La chronique de François Cocq : « Le campisme, voilà l’ennemi »

 Manifestants pro-palestiniens face à des manifestants pro-israéliens, le 26 mars 2017, à Washington (©Ted Eytan).


La réorganisation du monde et les crises qui y président donnent à voir une résurgence du campisme comme aux plus beaux temps de la Guerre froide. La radicalité des positions soumet l’individu à la tentation de se joindre aux cris d’orfraie des uns (ou à tout le moins de faire preuve d’une bienveillance passive) pour dénoncer la position des autres. Après la guerre en Ukraine présentée comme existentielle (comme les élections européennes de 2024 d’ailleurs selon les propres mots du président Macron), celle à Gaza comme civilisationnelle, c’est désormais face à l’offensive expansionniste étatsunienne que chacun est sommé de choisir un camp : MM. Trump et Musk voient le cercle de leurs thuriféraires s’agrandir à mesure qu’ils pointent du doigt la volonté de contrôle par délégation de l’Union européenne ; réciproquement l’autoproclamé cercle de la Raison se nourrit devant l’opinion des épouvantails de Washington.
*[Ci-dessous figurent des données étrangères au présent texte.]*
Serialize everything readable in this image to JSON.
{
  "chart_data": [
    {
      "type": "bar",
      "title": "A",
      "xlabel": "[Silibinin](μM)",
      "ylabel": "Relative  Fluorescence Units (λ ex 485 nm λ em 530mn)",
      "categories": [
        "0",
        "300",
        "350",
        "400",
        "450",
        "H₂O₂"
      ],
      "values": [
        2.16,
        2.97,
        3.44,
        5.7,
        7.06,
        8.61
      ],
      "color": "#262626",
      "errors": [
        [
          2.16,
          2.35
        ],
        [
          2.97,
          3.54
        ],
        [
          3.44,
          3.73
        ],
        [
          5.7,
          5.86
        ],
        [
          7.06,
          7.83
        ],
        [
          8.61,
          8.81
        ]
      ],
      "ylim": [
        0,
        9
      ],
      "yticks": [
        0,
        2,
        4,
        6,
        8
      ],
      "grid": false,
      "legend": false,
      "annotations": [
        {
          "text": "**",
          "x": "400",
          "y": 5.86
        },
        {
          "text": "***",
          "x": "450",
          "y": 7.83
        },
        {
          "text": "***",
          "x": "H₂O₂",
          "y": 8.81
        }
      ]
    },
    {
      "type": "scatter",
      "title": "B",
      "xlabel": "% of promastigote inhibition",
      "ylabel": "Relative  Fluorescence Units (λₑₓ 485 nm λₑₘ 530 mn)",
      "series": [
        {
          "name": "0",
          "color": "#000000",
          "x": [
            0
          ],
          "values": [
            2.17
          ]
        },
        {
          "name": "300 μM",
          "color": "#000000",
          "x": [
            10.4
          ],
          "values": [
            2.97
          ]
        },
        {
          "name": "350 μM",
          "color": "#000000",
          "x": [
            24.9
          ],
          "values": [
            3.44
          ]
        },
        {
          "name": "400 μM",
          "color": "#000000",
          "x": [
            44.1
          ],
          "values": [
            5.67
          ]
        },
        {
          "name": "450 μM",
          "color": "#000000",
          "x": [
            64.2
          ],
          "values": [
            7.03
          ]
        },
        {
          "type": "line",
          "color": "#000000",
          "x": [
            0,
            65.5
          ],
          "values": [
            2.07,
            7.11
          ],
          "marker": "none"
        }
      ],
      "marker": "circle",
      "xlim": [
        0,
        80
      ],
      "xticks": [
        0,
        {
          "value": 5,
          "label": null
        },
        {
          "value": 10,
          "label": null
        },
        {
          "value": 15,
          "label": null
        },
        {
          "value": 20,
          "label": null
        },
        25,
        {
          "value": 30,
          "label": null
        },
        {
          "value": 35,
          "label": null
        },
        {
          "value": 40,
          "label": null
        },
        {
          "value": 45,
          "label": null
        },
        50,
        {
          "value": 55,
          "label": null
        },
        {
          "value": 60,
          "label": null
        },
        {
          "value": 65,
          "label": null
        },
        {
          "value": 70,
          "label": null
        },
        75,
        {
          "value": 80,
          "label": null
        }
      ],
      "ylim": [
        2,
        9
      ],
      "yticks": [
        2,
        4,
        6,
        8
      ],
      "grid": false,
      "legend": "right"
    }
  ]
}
Il y a une dimension de plus en plus malsaine à ce campisme auquel il faudrait se résoudre. L’adversaire de mon adversaire n’a pas forcément vocation à être mon partenaire, du moins pour ceux qui se revendiquent de l’étendard du libre choix individuel et la souveraineté qui en découle comme expression d’une volonté générale.

C’est le même phénomène d’assignation à résidence politique et électorale qui gangrène notre vie politique. La scène en est polarisée. A l’extrême. En France et dans ce qu’il est convenu d’appeler les démocraties libérales occidentales. Elle l’est plus encore que les sociétés, où des états des lieux partagés se font jour. C’est vrai y compris sur ce qui est souvent présenté comme des points de clivage (sécurité, immigration, service-public…), et quand bien même un nouveau sens commun n’a pas encore totalement émergé. Il y a donc une importation de la polarisation dans la société depuis le champ politique bien plus qu’une retranscription par les politiques d’une polarisation préexistante dans le peuple.

La raison en est la résignation collective des forces politiques à la démocratie minoritaire. Depuis le mitan de la décennie 2010, nous sommes en effet rentrés dans l’ère de la démocratie minoritaire à l’échelle de l’Union européenne, c’est-à-dire la séquence politique où les désaveux électoraux sont devenus tels que les coalitions gouvernementales n’ayant plus de majorité au sein du parlement national sont devenues la norme. La France a rejoint ce cortège funèbre en différé depuis 2022 et, comme partout ailleurs, l’enkystement est de mise comme nous le voyons actuellement.

Mais la résignation s’est muée en complicité. Depuis 2017, les différents partis et mouvements, notamment dans le camp présidentiel et à gauche (le problème posé à la droite est un différent car elle se situe dans le casse-noix), ont théorisé la tripartition de l’espace politique en y voyant un raccourci électoral. Il ne suffirait plus pour être élu de viser une perspective majoritaire mais simplement d’assurer un socle dont la surface importe moins que la solidité. Le RN est dans une situation un peu différente puisqu’il s’est construit sur la base du FN qui était dès le départ pensé et construit comme un socle.

La conversion à la démocratie minoritaire par la tripartition, puis l’enferment dans des stratégies du socle, ne pouvaient avoir pour corollaire que la polarisation et la radicalisation dans les postures politiques. Or celles-ci prennent une matérialité dès lorsqu’elles sortent du théâtre d’ombres de la politique pour infuser dans la société. Et ce faisant imposent une forme de campisme électoral.

Les campismes, qu’ils s’exercent sur la scène internationale ou sur la scène intérieure, finissent par se rejoindre et se nourrissent l’un l’autre. Ils sont une maladie dégénérative de la démocratie que l’enfermement dans le seul champ institutionnel ne fait que propager. En sortir par une refondation de la pensée relève de la nécessité.